Why April Fools Day in France Involves Fish Pranks
04.04.2024 - 00:09
/ atlasobscura.com
/ Jesus Christ
/ Ash Wednesday
/ Easter Sunday
If you find yourself in France on April 1, don’t be surprised if something seems fishy. Maybe someone gives you a chocolate or a pastry in the shape of a cod? Perhaps you find a paper haddock stuck to your back, and then everyone erupts into laughter and starts pointing and shouting “poisson d’avril”? Don’t be alarmed, you’ve simply immersed yourself in the centuries-long French tradition of April Fool’s Day, known as poisson d’avril or “April Fish.”
“The idea of April Fool’s Day, or April 1, as a special day is murky,” says Jack Santino, a folklorist and Professor Emeritus at Bowling Green State University in Ohio. “Every country has its own historical event they think gave rise to it.” But France’s tradition is the only one that involves aquatic life. Historians have many theories about the origins of this piscine tradition, but no overall consensus. The most common theories are connected to pagan celebrations of the vernal equinox, Christianity, a 16th-century calendar change, and the start of the French fishing season.

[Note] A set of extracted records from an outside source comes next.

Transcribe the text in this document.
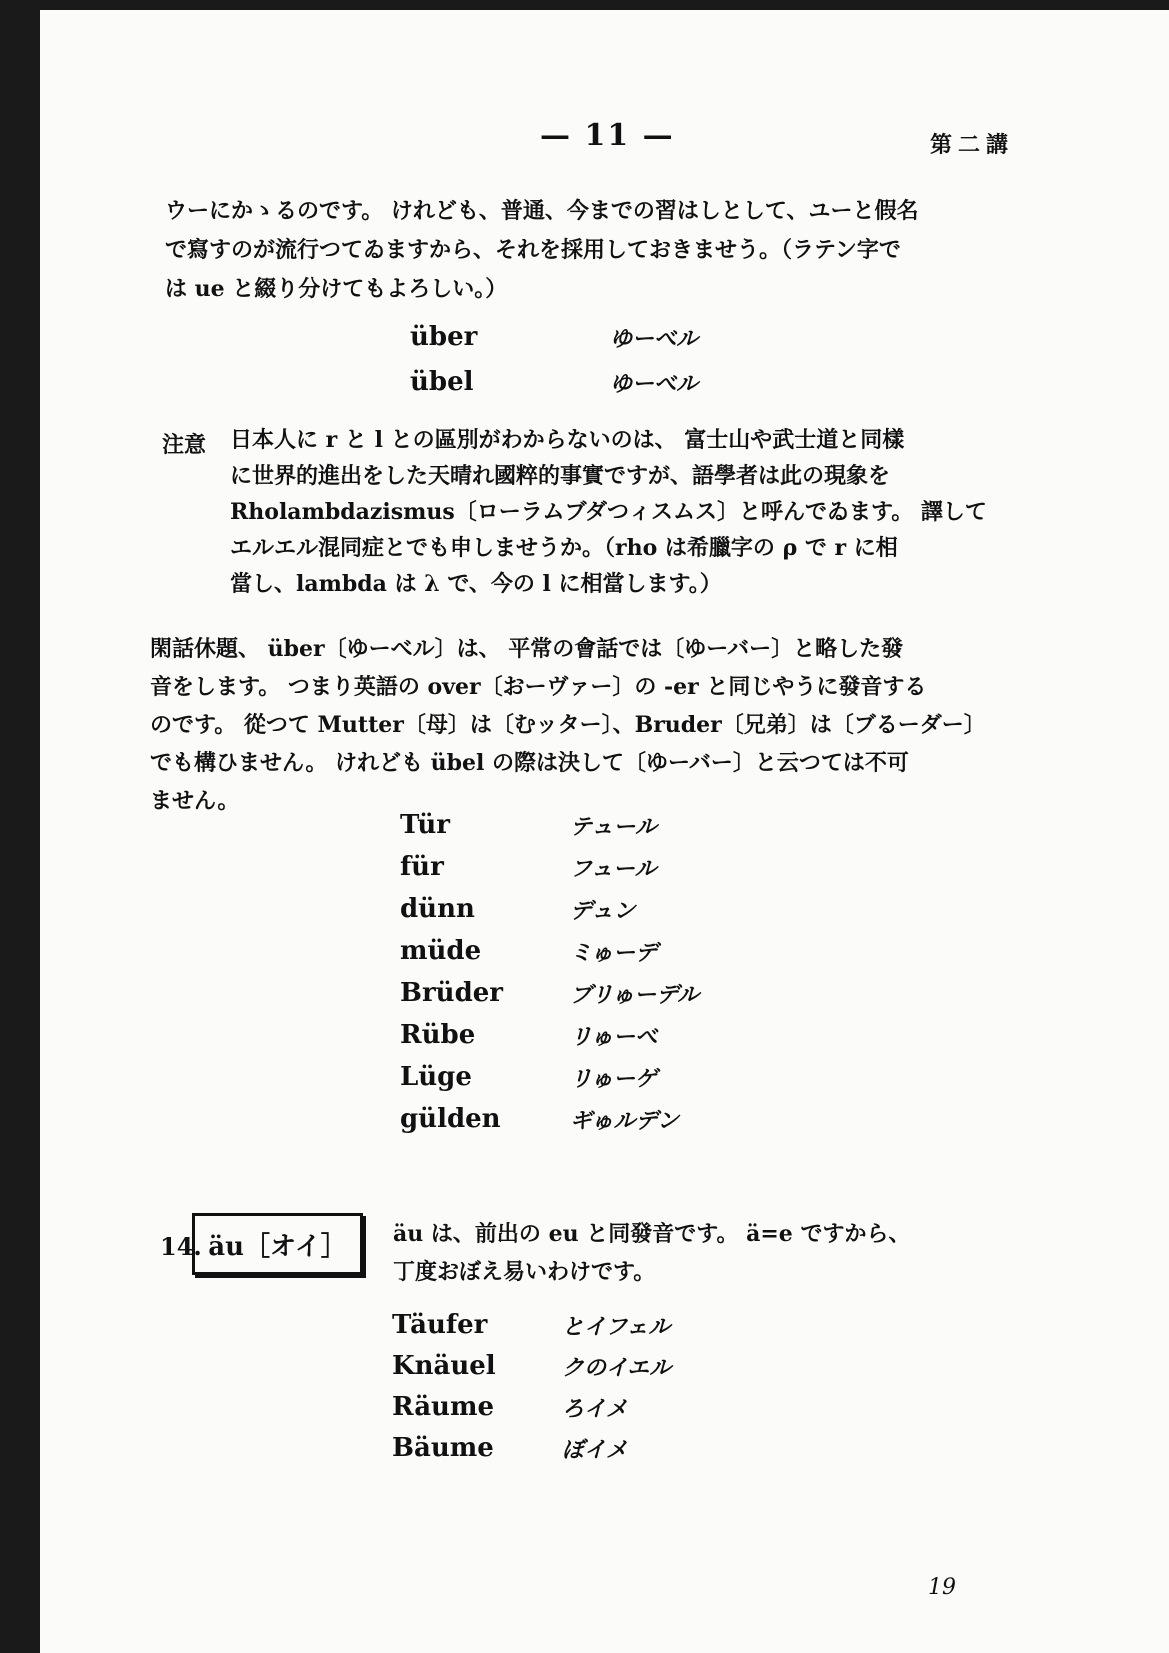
— 11 —	第二講
ウーにかゝるのです。 けれども、普通、今までの習はしとして、ユーと假名
で寫すのが流行つてゐますから、それを採用しておきませう。（ラテン字で
は ue と綴り分けてもよろしい。）
über	ゆーべル
übel	ゆーべル
注意 日本人に r と l との區別がわからないのは、 富士山や武士道と同樣
に世界的進出をした天晴れ國粹的事實ですが、語學者は此の現象を
Rholambdazismus〔ローラムブダつィスムス〕と呼んでゐます。 譯して
エルエル混同症とでも申しませうか。（rho は希臘字の ρ で r に相
當し、lambda は λ で、今の l に相當します。）
閑話休題、 über〔ゆーべル〕は、 平常の會話では〔ゆーバー〕と略した發
音をします。 つまり英語の over〔おーヴァー〕の -er と同じやうに發音する
のです。 從つて Mutter〔母〕は〔むッター〕、Bruder〔兄弟〕は〔ブるーダー〕
でも構ひません。 けれども übel の際は決して〔ゆーバー〕と云つては不可
ません。
Tür	テュール
für	フュール
dünn	デュン
müde	ミゅーデ
Brüder	ブリゅーデル
Rübe	リゅーべ
Lüge	リゅーゲ
gülden	ギゅルデン
14. äu［オイ］ äu は、前出の eu と同發音です。 ä=e ですから、
丁度おぼえ易いわけです。
Täufer	とイフェル
Knäuel	クのイエル
Räume	ろイメ
Bäume	ぼイメ
19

Some historians date this tradition back to the Ancient Roman pagan festival of Hilaria, a celebration marking the vernal equinox with games and masquerades. Santino says ancient Roman and Celtic celebrations of the vernal equinox are likely forerunners. Connections to those rituals “provide a kind of cultural vocabulary that people can draw on,” according to Santino. However, he believes they probably don’t have a direct connection to the fish part.
For some, that’s where Christianity comes in. The “ichthus” fish—an ancient Hellenic Christian acronym for “Jesus Christ, Son of God, Savior”—is nowadays widely recognized as a symbol of Christianity, but was originally used as a secret marker of Christian affiliation. Moreover, the Lenten forty-day period between Ash Wednesday and Easter Sunday prohibits the consumption of meat, so fish is often served as a substitute protein during this period.
As the end of Lent often occurs on or near April 1, celebrations including fish imagery would be apt to mark the end of the fasting season. Some even go so far as to surmise that poisson d’avril is a corruption of the word “passion,” as in “passion of the Christ,” into “poisson,” the French word for fish. Despite these cultural associations, Santino points out there is no actual evidence for this link to Christianity.
Then there’s the popular calendar change theory that has been widely discounted by experts today, but still comes up. In 1564, King Charles IX of France issued the Edict of Roussillon, which moved the start of the calendar year from somewhere in the period of March 25 and April 1 (different provinces kept their own calendars) to January 1.